By contrast, the end of ‘Saturday Night fever’ involves Tony realising that his best way out of a dreary life in Brooklyn may be to develop a relationship with Stephanie as a friend, a comrade, a mentor. The closing moments of the film are incredibly moving and tender, as Tony finds a solidarity with Stephanie that goes beyond reducing her to a potential mother, lover, girl friend or wife, to their relationship being a kind of sisterhood, an empathy in their shared moment which transcends any easy definition.

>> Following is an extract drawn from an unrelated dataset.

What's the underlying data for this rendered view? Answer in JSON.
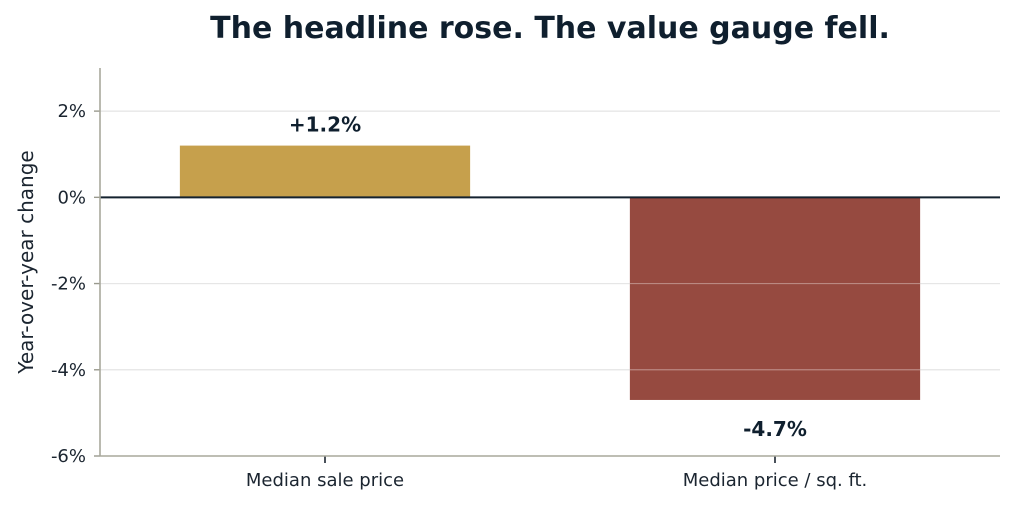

It’s one of the perfect “show don’t tell” closing scenes in cinema. The Bee Gees sing as the credits roll, as though the question is posed not only to the two main characters but also to us, ‘how deep is your love?’ The answer is: we can see it on the screen.
One of the finest, most richly intertextual dramas of the Seventies, and one of the most important films ever made, ‘Saturday Night Fever’ is a masterpiece that will last forever. In its heartfelt humanity it has, in many respects, yet to be surpassed in popular cinema.
If only the same could be said of Stallone’s sequel ‘Staying Alive’. Effectively a long show reel for Sly’s brother Frank’s Michael McDonald musical ambitions, it should be pretty good (Sly and Travolta, ferchissake). Yet it undoes everything ‘Saturday Night Fever’ set up, reducing Tony to a Bob Fosse, pelvically-writhing, Jane Fonda’s workout, ugly knit-wearing, patchouli-oiled Pan, flexing and pirouetting his way through every lazy 1980 cliché to hand.
In the course of writing this post, I watched it again after a long hiatus. I’m unmoved to write any more about this movie than: it sucks, don’t waste your time. Perhaps the only interesting moment is at the very end, where Tony “struts” away from the theatre, having killed it with his chance of a lifetime: the lead role in a sexually weird power rock choreographed version of Dante’s ‘Inferno’ (or something). It’s an interesting shot because it’s the closing of the movie, the sequel to Travolta’s career-defining role, yet it somehow regresses Travolta to his ‘urban cowboy’ phase, and also – given that this is happening off-Broadway somewhere – to ‘Midnight Cowboy’. The throwaway ending underscores how Stallone – who you may not care for, but who is a serious film-maker (‘Rocky’!) – wearily went through the motions of what should have been an epic synergy between the cultural force of ‘Saturday Night Fever’ updated by three years with Sly’s sleek and muscular directing.
If you want to see a film which crystalises New York in 1980, don’t watch ‘Staying Alive’ – even the Bee Gees tracks sound audibly phoned-in, in places – watch ‘Times Square‘.